Fees may spur switching of funds But investors should study options first

July 05, 1992|By Glenn Burkins | Glenn Burkins,Knight-Ridder News Service

If you have money in a mutual fund, it's probably costing you more to invest these days. That's because mutual-fund fees have been inching up in recent years.

The higher fees have come despite the fact that mutual-fund sponsors are making more money than ever before, according to the July issue of Money magazine.

Last year, the average pretax profit margin for large, publicly-traded fund sponsors was a hefty 34 percent, the magazine reported. That compares with 13 percent for banks.

So why aren't the funds passing those profits to investors? In some cases, the answer may be greed.

But investors need not take it sitting down, experts say. If your fund is charging too much, you can always switch.

But first, you must understand what others are paying, on average, to invest in a given type of mutual fund.

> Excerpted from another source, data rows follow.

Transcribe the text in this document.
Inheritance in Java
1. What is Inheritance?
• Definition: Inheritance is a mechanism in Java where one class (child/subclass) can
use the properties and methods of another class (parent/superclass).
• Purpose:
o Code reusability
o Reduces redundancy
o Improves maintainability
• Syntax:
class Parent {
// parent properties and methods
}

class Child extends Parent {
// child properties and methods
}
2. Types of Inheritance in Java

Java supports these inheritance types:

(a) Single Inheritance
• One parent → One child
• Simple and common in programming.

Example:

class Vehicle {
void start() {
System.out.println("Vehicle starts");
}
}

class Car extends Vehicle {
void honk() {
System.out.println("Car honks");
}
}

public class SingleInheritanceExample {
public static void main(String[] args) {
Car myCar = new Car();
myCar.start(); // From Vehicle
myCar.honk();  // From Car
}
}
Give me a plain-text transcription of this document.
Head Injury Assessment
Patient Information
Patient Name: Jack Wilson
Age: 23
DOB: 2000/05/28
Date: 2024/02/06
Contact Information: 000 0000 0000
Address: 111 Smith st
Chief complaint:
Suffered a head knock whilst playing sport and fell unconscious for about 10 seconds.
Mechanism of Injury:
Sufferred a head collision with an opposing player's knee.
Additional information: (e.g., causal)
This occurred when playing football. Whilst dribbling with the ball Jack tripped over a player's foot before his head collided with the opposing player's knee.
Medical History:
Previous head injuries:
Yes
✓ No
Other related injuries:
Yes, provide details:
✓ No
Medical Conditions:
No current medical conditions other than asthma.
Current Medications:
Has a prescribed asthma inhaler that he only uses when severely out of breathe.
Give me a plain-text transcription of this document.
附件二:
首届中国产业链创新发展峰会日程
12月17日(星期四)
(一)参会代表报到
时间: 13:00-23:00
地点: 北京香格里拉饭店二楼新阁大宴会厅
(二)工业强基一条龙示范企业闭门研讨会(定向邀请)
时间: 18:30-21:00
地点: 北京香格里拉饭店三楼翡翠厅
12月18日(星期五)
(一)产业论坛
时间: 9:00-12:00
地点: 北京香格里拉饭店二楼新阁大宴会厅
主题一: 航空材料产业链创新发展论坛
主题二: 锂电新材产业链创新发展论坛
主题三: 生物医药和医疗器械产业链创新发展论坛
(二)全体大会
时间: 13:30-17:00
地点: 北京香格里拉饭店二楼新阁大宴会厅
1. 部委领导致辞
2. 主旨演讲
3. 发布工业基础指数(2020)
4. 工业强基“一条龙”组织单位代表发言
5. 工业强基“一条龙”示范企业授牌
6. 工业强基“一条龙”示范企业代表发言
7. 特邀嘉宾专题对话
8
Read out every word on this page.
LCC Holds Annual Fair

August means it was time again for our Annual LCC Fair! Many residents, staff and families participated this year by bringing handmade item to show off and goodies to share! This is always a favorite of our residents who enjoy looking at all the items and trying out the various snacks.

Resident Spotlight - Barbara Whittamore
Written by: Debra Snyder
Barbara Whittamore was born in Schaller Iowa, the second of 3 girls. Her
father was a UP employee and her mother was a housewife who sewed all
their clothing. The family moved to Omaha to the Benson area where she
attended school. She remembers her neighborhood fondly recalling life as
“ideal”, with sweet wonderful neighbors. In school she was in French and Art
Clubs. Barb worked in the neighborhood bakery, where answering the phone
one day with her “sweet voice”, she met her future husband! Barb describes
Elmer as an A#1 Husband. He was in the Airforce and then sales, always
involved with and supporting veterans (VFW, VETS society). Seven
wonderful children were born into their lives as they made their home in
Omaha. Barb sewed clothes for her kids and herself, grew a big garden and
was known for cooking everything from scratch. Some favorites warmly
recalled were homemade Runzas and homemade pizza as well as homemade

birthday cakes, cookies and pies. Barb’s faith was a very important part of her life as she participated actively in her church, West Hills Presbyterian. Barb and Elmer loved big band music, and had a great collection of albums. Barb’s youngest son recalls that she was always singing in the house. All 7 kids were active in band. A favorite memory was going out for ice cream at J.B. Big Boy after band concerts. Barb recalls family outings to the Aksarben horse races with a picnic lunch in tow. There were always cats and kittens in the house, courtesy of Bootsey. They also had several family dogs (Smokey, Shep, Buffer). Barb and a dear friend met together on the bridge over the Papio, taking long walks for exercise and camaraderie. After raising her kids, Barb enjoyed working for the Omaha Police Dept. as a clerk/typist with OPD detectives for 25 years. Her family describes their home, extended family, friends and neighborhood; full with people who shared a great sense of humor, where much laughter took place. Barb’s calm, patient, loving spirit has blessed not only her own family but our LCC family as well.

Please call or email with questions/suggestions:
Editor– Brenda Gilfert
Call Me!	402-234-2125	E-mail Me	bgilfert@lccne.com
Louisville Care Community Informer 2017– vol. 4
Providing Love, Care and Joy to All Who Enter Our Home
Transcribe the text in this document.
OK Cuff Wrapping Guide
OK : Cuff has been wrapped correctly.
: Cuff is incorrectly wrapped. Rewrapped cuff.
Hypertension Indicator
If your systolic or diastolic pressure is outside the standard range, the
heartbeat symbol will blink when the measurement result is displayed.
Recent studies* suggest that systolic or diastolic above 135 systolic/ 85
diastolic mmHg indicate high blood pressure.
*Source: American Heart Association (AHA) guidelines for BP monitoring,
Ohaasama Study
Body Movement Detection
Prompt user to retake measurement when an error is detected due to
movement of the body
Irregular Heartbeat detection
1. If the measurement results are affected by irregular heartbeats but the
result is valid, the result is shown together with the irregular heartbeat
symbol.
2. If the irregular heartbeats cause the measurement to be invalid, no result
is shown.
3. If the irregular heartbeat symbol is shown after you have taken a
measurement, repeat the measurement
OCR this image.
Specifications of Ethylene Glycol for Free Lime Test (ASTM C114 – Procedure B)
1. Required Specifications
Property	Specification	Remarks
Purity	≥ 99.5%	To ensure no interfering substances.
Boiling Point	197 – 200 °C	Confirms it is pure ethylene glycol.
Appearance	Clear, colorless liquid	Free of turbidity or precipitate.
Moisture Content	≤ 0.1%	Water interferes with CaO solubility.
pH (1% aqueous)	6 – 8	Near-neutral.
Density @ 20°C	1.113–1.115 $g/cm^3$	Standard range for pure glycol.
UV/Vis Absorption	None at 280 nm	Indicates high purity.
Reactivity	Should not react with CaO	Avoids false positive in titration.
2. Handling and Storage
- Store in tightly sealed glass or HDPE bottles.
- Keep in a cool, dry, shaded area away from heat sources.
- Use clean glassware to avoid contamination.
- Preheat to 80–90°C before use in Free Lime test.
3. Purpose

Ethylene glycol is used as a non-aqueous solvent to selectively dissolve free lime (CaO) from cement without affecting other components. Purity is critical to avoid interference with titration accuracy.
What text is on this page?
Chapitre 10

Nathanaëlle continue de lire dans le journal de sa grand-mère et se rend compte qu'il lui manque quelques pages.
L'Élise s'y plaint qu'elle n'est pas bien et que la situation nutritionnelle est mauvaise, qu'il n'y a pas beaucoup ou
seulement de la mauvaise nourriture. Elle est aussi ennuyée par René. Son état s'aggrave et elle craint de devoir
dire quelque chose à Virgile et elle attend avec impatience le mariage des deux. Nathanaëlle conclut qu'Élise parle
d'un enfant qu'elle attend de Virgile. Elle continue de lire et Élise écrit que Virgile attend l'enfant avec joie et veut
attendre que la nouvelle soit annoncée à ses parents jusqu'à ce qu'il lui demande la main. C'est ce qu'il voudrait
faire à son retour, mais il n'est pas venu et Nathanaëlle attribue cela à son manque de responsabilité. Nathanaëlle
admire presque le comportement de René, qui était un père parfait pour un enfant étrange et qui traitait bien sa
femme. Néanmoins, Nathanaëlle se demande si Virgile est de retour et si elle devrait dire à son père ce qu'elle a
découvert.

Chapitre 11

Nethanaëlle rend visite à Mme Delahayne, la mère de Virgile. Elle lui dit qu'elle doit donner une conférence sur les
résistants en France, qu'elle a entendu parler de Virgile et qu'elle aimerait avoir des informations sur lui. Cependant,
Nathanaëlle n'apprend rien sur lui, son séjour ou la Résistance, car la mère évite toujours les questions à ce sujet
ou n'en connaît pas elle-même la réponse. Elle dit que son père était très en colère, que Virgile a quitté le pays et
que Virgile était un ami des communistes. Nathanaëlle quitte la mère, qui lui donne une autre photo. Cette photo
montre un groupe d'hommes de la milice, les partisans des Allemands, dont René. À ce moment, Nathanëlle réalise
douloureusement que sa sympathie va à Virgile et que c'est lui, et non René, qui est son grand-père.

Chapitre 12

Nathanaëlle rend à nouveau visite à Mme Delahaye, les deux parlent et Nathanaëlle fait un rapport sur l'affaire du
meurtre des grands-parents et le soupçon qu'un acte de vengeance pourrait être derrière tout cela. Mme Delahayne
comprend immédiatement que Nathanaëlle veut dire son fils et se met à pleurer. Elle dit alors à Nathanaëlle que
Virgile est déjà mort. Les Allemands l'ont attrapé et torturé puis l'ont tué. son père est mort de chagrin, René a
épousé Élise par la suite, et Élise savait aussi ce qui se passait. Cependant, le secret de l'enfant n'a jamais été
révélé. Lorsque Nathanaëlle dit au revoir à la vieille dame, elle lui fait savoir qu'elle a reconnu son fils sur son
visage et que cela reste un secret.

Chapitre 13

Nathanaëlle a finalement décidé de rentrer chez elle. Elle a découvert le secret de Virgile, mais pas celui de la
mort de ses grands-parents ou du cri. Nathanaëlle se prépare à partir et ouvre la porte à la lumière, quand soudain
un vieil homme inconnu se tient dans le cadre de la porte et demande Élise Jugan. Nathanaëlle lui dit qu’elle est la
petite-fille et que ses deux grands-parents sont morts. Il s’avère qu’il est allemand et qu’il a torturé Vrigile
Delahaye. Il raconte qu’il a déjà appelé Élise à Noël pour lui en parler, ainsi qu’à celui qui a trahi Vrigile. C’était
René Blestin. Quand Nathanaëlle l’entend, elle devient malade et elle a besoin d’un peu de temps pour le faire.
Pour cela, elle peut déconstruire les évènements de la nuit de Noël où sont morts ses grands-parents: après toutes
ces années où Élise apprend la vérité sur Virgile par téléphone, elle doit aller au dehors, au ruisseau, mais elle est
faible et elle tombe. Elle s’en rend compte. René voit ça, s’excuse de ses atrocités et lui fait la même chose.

To evaluate your fund, look at your fund's total annual expenses, not just management fees. Then compare your costs with the national averages listed below, as reported by Money.

* Equity funds, 0.93 percent.

* Taxable bond funds, 1.03 percent.

* Tax-exempt bonds, 0.69 percent.

* Money market funds, 0.60 percent.

Remember, some funds will charge more than the national averages, and others will charge less.

But be cautious about switching investments: If you sell shares from one fund and move to another, there may be tax consequences.

Also, if you are satisfied with the performance of your fund, don't worry about a small difference in fees.

Now that interest rates have fallen, many consumers are saving money by refinancing their old debts, such as home mortgages, credit cards and personal loans.

So why aren't folks rushing to refinance their auto loans?

Because it probably wouldn't be worth a trip to the bank, said DTC Gary Klott, author of "The Complete Financial Guide to the 1990's."

For example: If a 48-month, $12,000 car loan taken out two years ago at 11.7 percent were refinanced today at 9.9 percent, the monthly payment would shrink by less than $6. And over the remaining 24 months of the loan, the savings would total only $144.

But that savings would be wiped out by loan-origination fees, which could run as high as $125.

Though smaller loans usually don't produce much savings, refinancing can make sense if you have a large debt on a late-model car, Klott said. It also may work if your existing loan carries an unusually high interest rate, or if you can find a bank or credit union with low application fees.